Account creation with ECSDA and El Gamal

System Overview

This system utilizes ECDSA (Elliptic Curve Digital Signature Algorithm) keys from a user's current wallet to initiate a multi-step process that securely manages and encrypts wallet keys and signatures. Specifically the Trust Wallet core functionality, upon which the GNUS wallet is based, initializes by importing addresses (e.g. BTC, ETH) or, otherwise, creating new ECDSA keys and addresses for these (non-GNUS) L1s. These will be called "Original Keys" and "Original Addresses". With each Original Key so imported or created, the GNUS wallet then generates additional keys and addresses ("Proxy Keys" and "Proxy Addresses") that, among other things, provides privacy of Original Addresses. That is, for tokens bridged in or out of the GNUS network, only Proxy Addresses appear on the GNUS network.

Step-by-Step Process

1. ECDSA Proxy Address Generation:

   • Whenever a new Original Key is imported or created, the GNUS wallet will then generate a corresponding L1 proxy ECDSA key-pair and address ("Proxy Keys"). For this, the GNUS network retains a fixed set of predefined ElGamal key pairs ("Gate Keys"). The system signs (with the current private Original Key) a public Gate Key, selected as a function of the user's Original Key, and feeds this "K-Seed" into a Key Derivation Function (KDF), which deterministically returns a value ("Key Gen") to be used to generate the Proxy Key pairs and addresses.

2. ElGamal Key Generation:

   • The KDF-derived Key Gen value is then also used to generate ElGamal encryption keys. This step introduces an additional layer of cryptographic security, enabling secure message encryption and decryption capabilities.

3. Encryption with ElGamal Keys:

   • The system then utilizes one Gate Key to encrypt the K-Seed (ECDSA signature) and the private Proxy Key. This encrypted data ensures that sensitive information, such as signatures and private keys, is securely stored and transmitted.
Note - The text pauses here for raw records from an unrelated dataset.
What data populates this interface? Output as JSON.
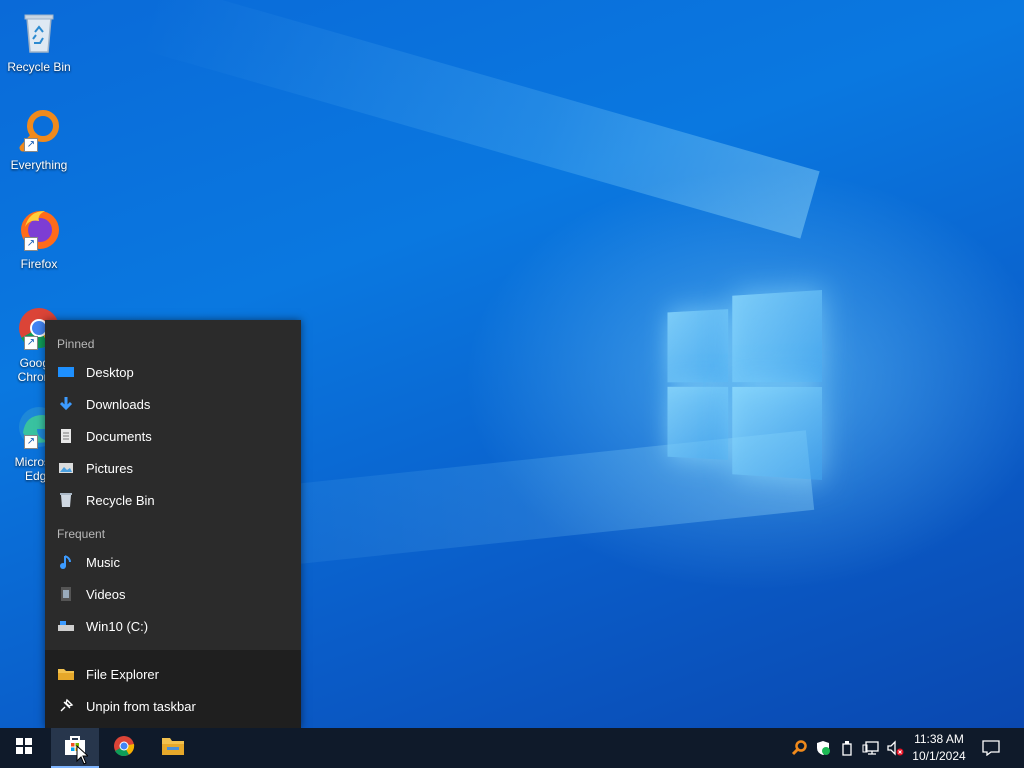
{
  "desktop": {
    "icons": [
      {
        "label": "Recycle Bin",
        "icon": "recycle-bin-icon"
      },
      {
        "label": "Everything",
        "icon": "everything-search-icon"
      },
      {
        "label": "Firefox",
        "icon": "firefox-icon"
      },
      {
        "label": "Google Chrome",
        "icon": "chrome-icon"
      },
      {
        "label": "Microsoft Edge",
        "icon": "edge-icon"
      }
    ]
  },
  "jumplist": {
    "pinned_header": "Pinned",
    "pinned": [
      {
        "label": "Desktop",
        "icon": "desktop-folder-icon"
      },
      {
        "label": "Downloads",
        "icon": "downloads-arrow-icon"
      },
      {
        "label": "Documents",
        "icon": "document-icon"
      },
      {
        "label": "Pictures",
        "icon": "pictures-icon"
      },
      {
        "label": "Recycle Bin",
        "icon": "recycle-bin-icon"
      }
    ],
    "frequent_header": "Frequent",
    "frequent": [
      {
        "label": "Music",
        "icon": "music-note-icon"
      },
      {
        "label": "Videos",
        "icon": "videos-icon"
      },
      {
        "label": "Win10 (C:)",
        "icon": "drive-icon"
      }
    ],
    "actions": [
      {
        "label": "File Explorer",
        "icon": "file-explorer-icon"
      },
      {
        "label": "Unpin from taskbar",
        "icon": "unpin-icon"
      }
    ]
  },
  "taskbar": {
    "time": "11:38 AM",
    "date": "10/1/2024"
  },
  "colors": {
    "taskbar": "#0f1a2a",
    "jumplist": "#2b2b2b",
    "accent": "#0078d7"
  }
}
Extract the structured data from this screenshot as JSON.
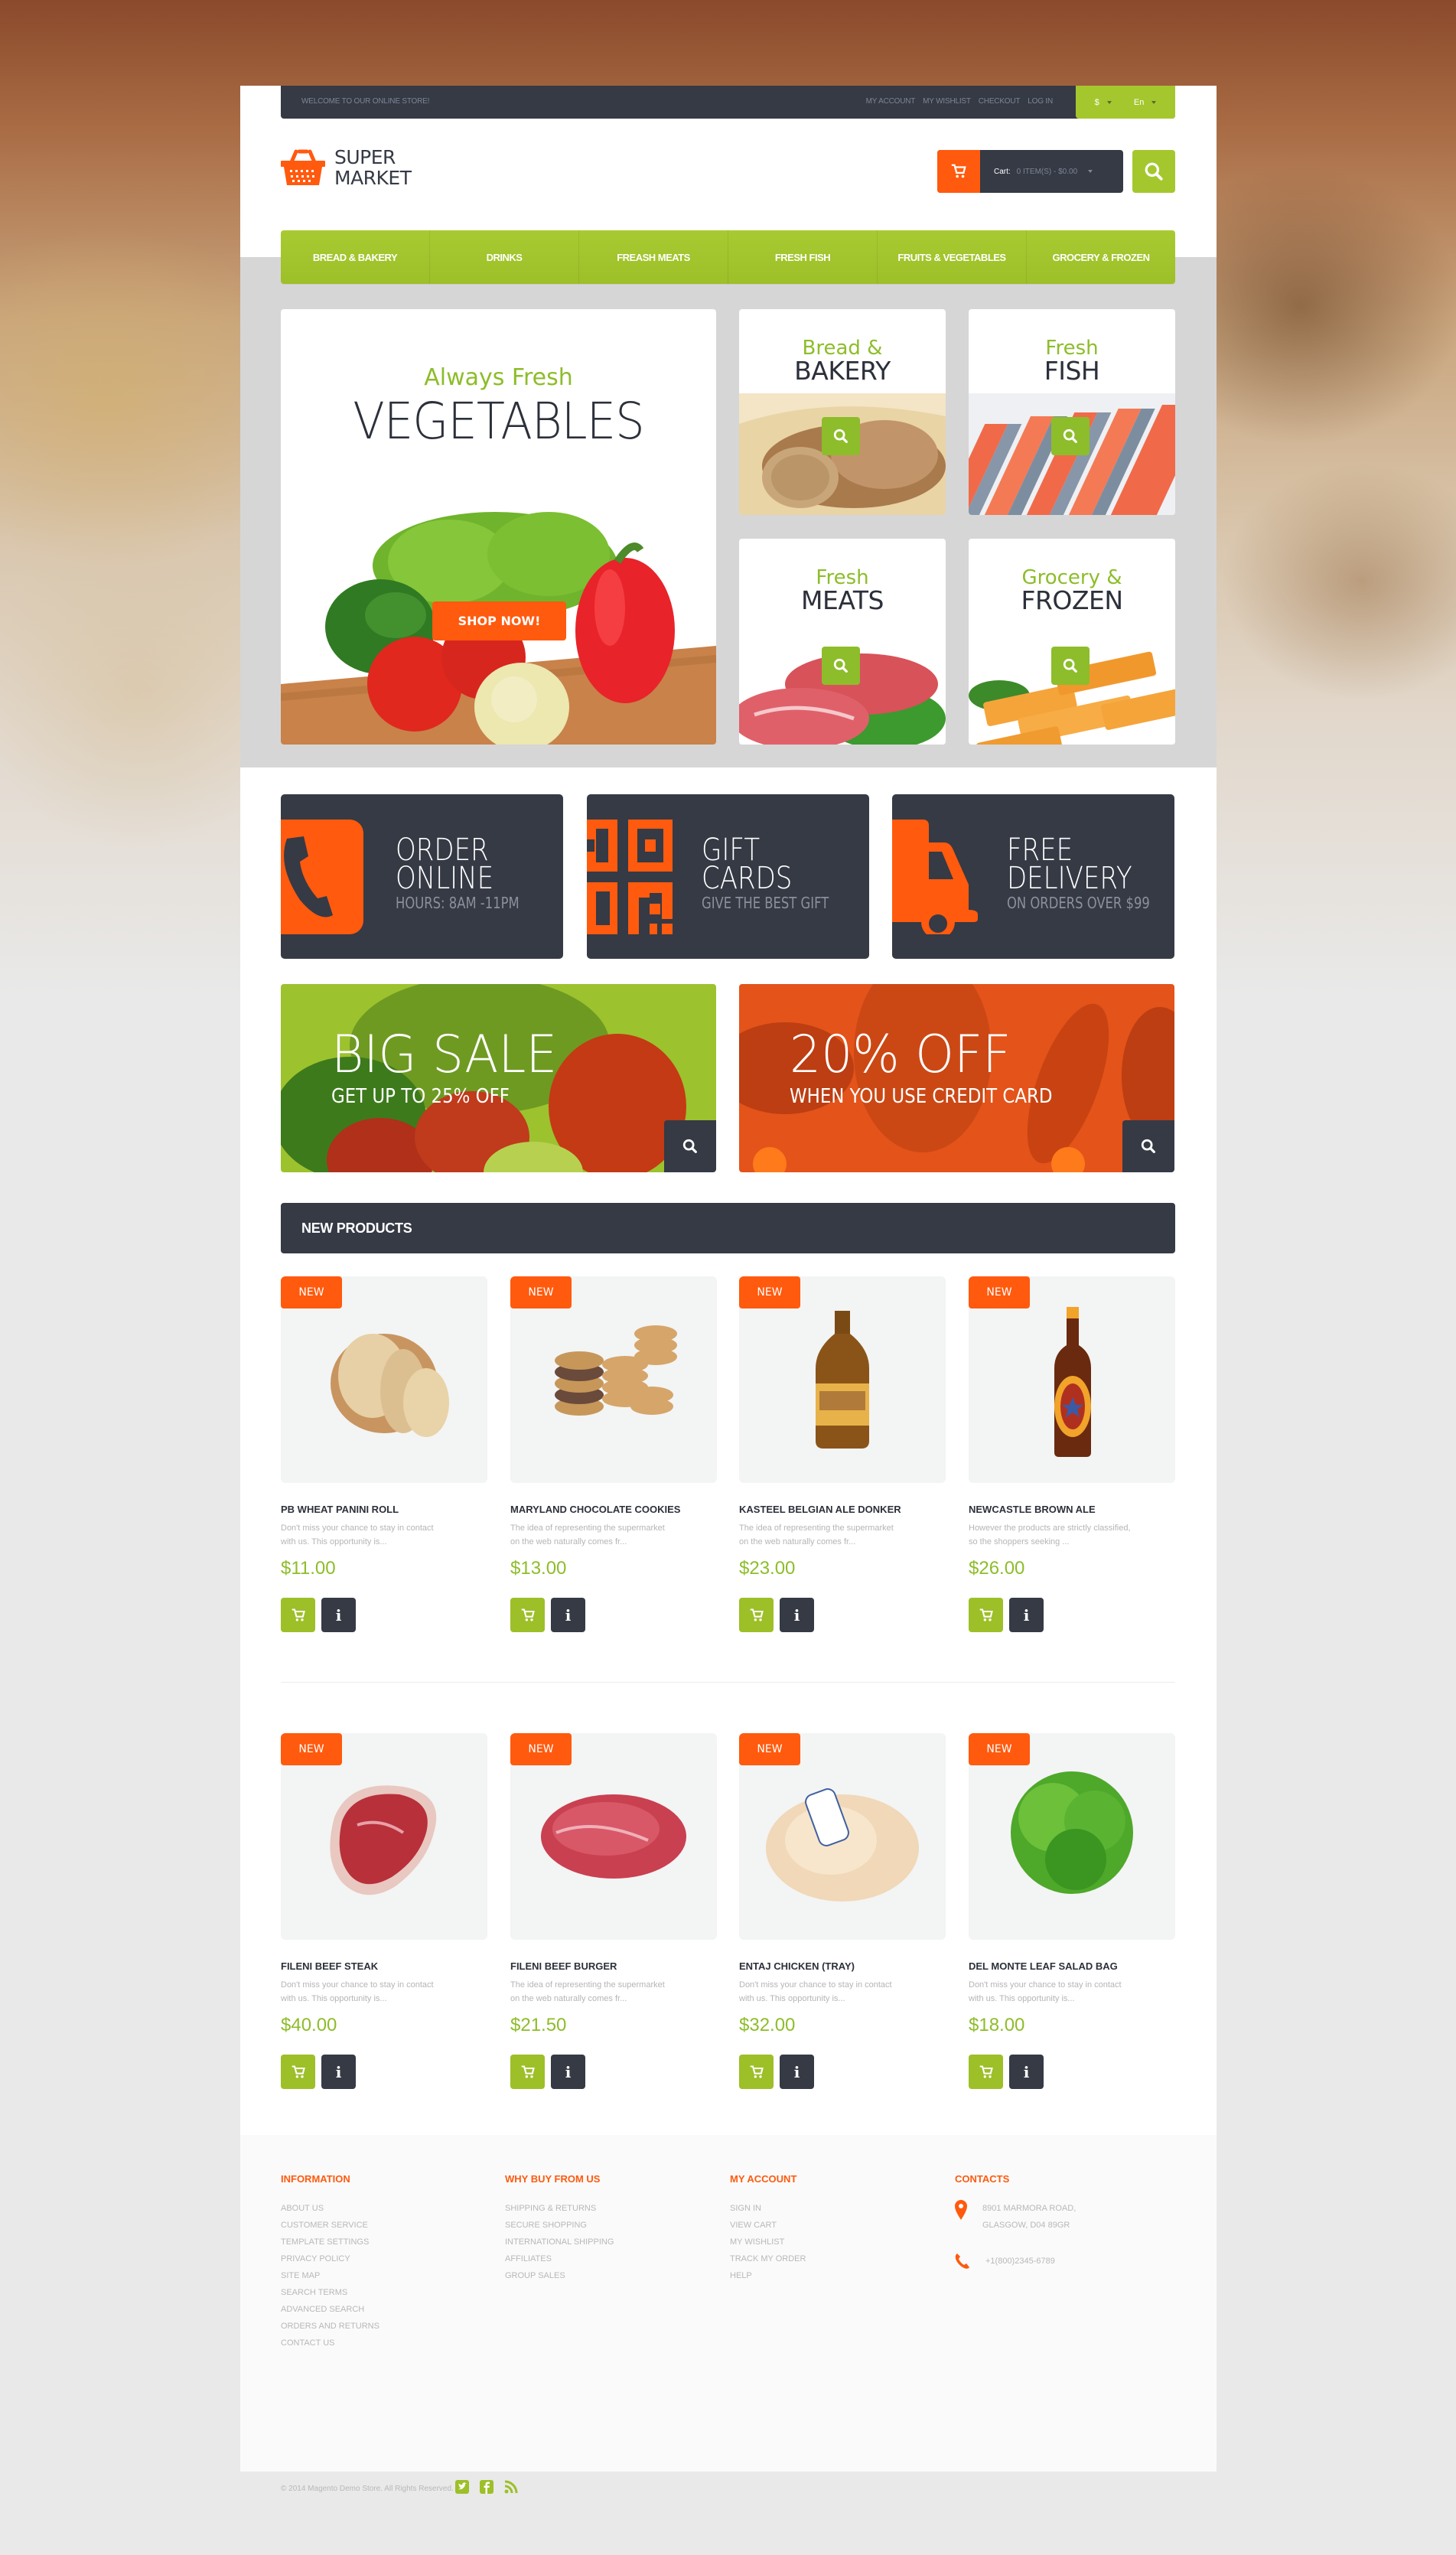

4. Regeneration of KDF Keys:

   • Users do not need to store their KDF keys across sessions. Instead, these keys can be deterministically regenerated using the original ECDSA signature. This feature simplifies key management and enhances security by reducing the need to store sensitive information.

5. Integration with zk-SNARKs:

   • Although the newly derived KDF could theoretically be used in various cryptographic applications, its direct use as a prover key in a zk-SNARK system is unlikely due to the circuit-specific nature of zk-SNARK proofs and the requirement for a Universal Common Reference String (CRS). However, this does not preclude its use in other aspects of a zk-SNARK-based system or in ensuring privacy and security through other means.

A pseudo-code of the account creation is shown below:

BitcoinNode CreateAccount( const ECDSA<private_key> &prvt_key )
{
    auto elgamal_pubkey_predefined = GetAddressFromTable();

    auto cypher_signature = prvt_key.sign(elgamal_pubkey_predefined);

    auto new_derived_key_value = GenerateKDF(cypher_signature);

    BitcoinNode proxy_bitcoin_node(new_derived_key_value);
    ELGamal<key_pair> new_keys_elgamal(new_derived_key_value);

    auto encrypted_signature = new_keys_elgamal.encrypt(cypher_signature);
    auto encrypted_kdf = new_keys_elgamal.encrypt(new_derived_key_value);

    CRDT.store(encrypted_signature);
    CRDT.store(encrypted_kdf);

    return proxy_bitcoin_node;

}

Security and Privacy Implications

This system is designed with a focus on security and privacy, leveraging the strengths of ECDSA, KDF, and ElGamal encryption to protect user data and transactions. The ability to encrypt key information and signatures with ElGamal keys, coupled with the privacy offered by proxy addresses and the security of deterministic KDF key regeneration, provides a robust framework for secure and private cryptocurrency transactions.

Conclusion

The described cryptographic system offers a comprehensive approach to enhancing security and privacy in cryptocurrency transactions. By integrating ECDSA, KDF, and ElGamal encryption, and acknowledging the potential (though circuit-specific) integration with zk-SNARKs, it presents a sophisticated model for secure cryptographic operations within the blockchain ecosystem.